Vivre en caravane à 7 : l’audacieuse stratégie d’économie radicale qui rapporte 2000 € par mois
Une décision financière imposée par la crise du coût de la vie

Lucy Vernon, âgée de 30 ans, et son mari se sont retrouvés face à un mur budgétaire insurmontable. Leur loyer et leurs charges s’élevaient à plus de 3000 euros par mois, une somme devenant injustifiable au regard de leurs revenus. La gestion du budget familial nécessitait une intervention chirurgicale. Malgré l’attachement émotionnel à leur précédente résidence et la qualité du quartier, la pression financière a dicté leur conduite.
Le couple a donc pris la décision radicale de quitter leur domicile traditionnel pour s’installer dans une caravane, accompagnés de leurs cinq enfants : Bella (13 ans), Coby (10 ans), Dolcie (5 ans), Bea (3 ans) et Jessie (1 an). Cette transition vers un logement alternatif économique n’était pas motivée par un goût exotique pour le camping, mais par une nécessité vitale de réduire les dépenses fixes.
Le quotidien confiné : sacrifices et adaptation logistique

Vivre à sept dans un espace restreint impose une réorganisation complète des habitudes. La perte de surface habitable est significative. Là où chaque enfant disposait auparavant de sa propre chambre, ils dorment désormais tous dans la même pièce.

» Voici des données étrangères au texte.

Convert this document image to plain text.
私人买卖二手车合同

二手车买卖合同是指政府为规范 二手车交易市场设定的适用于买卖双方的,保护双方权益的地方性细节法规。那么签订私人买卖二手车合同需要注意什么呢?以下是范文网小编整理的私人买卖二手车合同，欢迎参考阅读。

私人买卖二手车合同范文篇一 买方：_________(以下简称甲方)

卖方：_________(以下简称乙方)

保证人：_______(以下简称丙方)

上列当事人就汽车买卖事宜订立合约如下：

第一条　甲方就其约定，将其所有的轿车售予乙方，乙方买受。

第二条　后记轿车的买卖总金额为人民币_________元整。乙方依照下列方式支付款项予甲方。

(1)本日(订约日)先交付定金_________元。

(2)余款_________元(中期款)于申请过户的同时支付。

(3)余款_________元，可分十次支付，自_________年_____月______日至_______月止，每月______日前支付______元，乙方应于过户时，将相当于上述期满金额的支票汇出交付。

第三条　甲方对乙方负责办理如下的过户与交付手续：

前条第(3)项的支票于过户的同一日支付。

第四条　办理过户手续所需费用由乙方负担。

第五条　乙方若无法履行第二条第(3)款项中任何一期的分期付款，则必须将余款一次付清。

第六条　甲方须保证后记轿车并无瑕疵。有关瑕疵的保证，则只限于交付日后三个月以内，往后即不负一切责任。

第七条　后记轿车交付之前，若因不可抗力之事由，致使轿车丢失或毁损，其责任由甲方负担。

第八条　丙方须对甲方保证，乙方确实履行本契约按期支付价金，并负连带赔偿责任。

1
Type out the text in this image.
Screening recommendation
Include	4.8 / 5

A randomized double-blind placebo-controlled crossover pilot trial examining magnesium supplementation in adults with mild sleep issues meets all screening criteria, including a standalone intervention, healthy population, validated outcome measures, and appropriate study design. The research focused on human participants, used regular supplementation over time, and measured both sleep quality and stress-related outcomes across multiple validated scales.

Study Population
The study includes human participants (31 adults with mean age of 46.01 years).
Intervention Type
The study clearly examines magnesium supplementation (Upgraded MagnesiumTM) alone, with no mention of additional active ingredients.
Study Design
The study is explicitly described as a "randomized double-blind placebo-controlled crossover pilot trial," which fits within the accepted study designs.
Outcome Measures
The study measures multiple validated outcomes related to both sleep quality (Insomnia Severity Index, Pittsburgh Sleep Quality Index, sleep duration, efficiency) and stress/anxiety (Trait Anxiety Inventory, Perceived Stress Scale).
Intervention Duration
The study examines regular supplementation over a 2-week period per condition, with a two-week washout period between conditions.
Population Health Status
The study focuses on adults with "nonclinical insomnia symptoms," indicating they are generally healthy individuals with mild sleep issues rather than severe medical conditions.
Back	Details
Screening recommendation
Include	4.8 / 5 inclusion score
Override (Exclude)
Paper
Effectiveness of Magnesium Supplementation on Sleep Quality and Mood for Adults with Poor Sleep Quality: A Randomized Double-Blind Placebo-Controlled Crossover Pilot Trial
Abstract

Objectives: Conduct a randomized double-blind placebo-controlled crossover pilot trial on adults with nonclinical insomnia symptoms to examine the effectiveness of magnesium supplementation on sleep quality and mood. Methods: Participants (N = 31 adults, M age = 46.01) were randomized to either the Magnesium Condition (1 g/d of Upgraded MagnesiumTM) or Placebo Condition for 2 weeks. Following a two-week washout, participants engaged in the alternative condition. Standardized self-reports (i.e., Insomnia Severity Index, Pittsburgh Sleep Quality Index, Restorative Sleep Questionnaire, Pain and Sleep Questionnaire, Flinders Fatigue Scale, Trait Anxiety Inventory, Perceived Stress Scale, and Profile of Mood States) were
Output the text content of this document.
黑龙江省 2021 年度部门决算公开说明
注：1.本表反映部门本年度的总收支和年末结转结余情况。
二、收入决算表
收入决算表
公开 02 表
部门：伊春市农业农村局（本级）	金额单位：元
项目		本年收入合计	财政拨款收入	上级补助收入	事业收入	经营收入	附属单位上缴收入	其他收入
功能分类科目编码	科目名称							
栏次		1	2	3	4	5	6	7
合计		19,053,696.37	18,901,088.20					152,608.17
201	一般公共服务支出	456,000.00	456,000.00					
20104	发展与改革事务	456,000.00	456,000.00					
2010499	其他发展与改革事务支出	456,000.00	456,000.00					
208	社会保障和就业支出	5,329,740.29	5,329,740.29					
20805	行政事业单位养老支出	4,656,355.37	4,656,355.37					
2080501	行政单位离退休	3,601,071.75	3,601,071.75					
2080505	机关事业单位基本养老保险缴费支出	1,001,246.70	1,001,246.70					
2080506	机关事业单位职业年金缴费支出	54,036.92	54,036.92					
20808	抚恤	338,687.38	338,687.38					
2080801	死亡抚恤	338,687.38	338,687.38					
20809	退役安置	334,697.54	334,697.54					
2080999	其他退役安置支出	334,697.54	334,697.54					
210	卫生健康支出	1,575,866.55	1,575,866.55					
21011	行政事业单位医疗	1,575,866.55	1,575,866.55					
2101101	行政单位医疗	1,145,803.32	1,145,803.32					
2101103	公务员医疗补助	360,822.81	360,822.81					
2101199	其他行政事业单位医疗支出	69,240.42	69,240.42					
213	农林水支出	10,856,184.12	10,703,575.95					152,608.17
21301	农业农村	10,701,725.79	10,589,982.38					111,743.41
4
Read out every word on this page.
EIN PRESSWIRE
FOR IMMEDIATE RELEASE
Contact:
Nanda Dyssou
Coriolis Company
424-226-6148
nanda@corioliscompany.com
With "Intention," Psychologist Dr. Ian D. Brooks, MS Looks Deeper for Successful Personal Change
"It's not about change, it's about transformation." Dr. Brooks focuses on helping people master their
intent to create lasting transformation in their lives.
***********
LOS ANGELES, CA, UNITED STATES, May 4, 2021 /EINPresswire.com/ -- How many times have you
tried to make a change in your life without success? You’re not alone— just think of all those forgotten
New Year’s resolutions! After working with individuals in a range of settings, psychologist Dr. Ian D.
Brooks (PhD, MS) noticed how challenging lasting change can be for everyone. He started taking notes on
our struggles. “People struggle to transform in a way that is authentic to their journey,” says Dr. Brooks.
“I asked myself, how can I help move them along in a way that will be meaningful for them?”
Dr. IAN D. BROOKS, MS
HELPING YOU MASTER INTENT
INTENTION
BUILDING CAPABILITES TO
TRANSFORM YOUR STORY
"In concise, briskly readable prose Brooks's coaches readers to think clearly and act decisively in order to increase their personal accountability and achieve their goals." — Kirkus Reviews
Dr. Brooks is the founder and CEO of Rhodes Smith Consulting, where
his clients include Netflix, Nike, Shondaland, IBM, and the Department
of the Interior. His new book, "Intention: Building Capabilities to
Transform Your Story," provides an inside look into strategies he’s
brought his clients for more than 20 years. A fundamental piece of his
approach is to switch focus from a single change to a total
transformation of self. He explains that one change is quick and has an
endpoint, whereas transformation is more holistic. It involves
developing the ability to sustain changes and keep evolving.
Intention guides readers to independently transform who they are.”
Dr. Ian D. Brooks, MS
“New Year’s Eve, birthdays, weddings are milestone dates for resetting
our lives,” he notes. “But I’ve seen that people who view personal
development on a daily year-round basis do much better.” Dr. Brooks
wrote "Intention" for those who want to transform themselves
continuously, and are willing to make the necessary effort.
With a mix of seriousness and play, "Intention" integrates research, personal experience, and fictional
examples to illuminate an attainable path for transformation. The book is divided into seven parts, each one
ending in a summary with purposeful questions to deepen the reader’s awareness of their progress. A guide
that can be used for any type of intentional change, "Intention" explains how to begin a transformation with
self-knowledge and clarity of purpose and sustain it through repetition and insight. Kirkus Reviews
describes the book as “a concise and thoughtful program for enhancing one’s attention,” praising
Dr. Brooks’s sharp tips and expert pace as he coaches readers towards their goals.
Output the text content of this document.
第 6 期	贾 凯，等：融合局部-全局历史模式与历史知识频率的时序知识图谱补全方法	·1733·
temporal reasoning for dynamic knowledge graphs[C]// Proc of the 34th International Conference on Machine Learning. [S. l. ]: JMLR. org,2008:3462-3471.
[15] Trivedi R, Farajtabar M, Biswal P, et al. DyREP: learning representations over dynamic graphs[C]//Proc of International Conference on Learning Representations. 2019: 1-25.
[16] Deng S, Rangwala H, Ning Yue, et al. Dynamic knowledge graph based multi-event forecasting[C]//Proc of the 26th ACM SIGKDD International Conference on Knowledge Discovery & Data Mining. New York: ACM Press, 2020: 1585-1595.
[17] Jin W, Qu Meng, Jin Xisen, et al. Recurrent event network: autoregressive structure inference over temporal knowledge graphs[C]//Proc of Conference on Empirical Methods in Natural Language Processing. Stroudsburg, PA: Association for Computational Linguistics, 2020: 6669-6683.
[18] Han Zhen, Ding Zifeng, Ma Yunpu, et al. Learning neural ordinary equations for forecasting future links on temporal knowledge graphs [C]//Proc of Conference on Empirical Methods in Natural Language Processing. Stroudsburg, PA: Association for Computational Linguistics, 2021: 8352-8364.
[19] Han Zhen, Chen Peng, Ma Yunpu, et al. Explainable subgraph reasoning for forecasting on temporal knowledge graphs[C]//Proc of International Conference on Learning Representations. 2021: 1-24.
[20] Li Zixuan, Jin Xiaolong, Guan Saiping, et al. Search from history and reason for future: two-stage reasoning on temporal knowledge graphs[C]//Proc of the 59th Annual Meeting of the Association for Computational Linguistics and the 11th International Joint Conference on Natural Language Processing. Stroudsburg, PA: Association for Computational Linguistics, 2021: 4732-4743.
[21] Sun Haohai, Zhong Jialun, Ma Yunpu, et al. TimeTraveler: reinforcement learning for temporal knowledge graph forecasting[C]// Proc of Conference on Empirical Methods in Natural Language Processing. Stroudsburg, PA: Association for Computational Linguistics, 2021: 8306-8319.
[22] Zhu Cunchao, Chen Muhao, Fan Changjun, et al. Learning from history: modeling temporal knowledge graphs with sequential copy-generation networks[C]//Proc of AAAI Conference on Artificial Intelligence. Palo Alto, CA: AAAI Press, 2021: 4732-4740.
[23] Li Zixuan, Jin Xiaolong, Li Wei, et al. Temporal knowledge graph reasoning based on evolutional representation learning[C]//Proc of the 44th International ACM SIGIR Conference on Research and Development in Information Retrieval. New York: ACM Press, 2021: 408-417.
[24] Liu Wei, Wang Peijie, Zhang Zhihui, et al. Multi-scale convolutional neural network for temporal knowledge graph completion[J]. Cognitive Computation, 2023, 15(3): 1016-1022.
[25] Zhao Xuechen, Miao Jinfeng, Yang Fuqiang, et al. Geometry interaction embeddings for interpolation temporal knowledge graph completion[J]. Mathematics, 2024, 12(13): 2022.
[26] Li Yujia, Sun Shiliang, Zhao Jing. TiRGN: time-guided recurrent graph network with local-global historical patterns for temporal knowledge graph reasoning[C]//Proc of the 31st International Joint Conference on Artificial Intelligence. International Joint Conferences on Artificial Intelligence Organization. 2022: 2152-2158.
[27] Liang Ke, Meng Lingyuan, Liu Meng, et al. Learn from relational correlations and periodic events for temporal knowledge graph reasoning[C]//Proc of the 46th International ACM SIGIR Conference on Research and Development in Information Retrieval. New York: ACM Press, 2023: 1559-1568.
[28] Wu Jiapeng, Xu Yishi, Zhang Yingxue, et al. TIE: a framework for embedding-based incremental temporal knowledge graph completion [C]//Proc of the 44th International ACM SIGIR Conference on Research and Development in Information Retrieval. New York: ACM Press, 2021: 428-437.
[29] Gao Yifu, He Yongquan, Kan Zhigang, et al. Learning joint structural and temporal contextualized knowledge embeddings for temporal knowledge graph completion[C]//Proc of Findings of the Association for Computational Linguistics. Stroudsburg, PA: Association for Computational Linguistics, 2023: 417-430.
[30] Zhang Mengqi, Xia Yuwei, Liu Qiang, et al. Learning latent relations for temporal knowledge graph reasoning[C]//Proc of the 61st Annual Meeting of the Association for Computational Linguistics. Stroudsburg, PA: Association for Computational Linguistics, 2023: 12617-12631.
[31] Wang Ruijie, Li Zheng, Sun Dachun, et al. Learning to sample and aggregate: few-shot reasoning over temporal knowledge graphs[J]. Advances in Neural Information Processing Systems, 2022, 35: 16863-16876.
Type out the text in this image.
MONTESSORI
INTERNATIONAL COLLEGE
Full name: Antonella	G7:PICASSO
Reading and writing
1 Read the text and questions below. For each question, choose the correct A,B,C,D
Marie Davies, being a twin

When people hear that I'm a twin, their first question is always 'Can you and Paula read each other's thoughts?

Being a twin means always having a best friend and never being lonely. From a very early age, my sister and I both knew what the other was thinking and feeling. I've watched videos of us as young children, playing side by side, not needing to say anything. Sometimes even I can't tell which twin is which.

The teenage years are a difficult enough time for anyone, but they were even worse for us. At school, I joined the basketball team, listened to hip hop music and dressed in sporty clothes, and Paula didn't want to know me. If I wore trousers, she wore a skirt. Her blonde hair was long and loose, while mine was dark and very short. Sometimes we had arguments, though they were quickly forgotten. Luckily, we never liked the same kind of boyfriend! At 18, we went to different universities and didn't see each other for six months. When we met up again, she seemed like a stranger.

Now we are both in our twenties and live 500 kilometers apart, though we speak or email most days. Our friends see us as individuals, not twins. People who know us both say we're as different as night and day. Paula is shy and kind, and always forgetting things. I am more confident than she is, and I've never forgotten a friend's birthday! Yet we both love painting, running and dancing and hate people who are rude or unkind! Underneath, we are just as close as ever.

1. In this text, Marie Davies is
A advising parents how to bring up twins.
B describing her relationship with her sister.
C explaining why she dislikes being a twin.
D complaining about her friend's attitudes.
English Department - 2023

Les parents, quant à eux, ont installé leur lit dans le salon, sacrifiant leur intimité pour optimiser l’espace.
Cette nouvelle configuration a également contraint la famille à adopter un minimalisme forcé. Lucy Vernon a dû se séparer d’une grande partie de leurs biens matériels. Vêtements, jouets et objets décoratifs ont été vendus ou donnés. « Il y avait beaucoup de gens qui ont fait de bonnes affaires », raconte-t-elle avec pragmatisme. Cette purge matérielle, bien que difficile, a permis de libérer l’espace vital indispensable à la cohabitation.
Une réduction drastique des charges fixes
- Réduction des coûts énergétiques : Les factures de gaz et d’électricité sont tombées à environ 400 € mensuels.
- Économie nette : Le ménage réalise une épargne mensuelle supérieure à 2000 €.
- Suppression des frais annexes : Fini les coûts d’entretien d’une grande propriété et les taxes foncières élevées.
Les surprises positives d’une vie simplifiée

Au-delà des chiffres, l’expérience a révélé des bénéfices inattendus sur la dynamique familiale. L’absence d’espaces isolés a favorisé une cohésion plus forte. Les enfants, ne pouvant plus se retrancher dans leurs chambres respectives, passent davantage de temps avec leurs parents. Cette promiscuité choisie a transformé la vie en caravane en famille en un vecteur de rapprochement plutôt qu’en une source de conflit permanent.
Lucy Vernon souligne avec optimisme que ce dénuement matériel a allégé leur charge mentale. « Nous ne possédons plus beaucoup d’objets, mais c’est juste suffisant pour nous », explique-t-elle. Le désencombrement a laissé place à une simplicité appréciable, loin du consumérisme effréné.
Projets futurs et préparation aux saisons difficiles
Cette solution d’hébergement low-cost n’est pas envisagée comme une fin en soi, mais comme un tremplin. L’objectif principal de la famille est d’accumuler suffisamment de capital pour acheter leur propre terrain, où ils pourraient installer leur caravane de manière permanente et peut-être accueillir des animaux. Cependant, les défis pratiques restent présents, notamment la gestion des températures hivernales.
Anticipant les rigueurs de l’hiver britannique, la famille a déjà préparé son arsenal thermique : radiateurs à huile supplémentaires et un feu de charbon dans la pièce principale. Bien que le confort soit relatif, la sécurité financière retrouvée offre à Lucy Vernon et aux siens une sérénité que leur ancienne maison coûteuse ne leur offrait plus.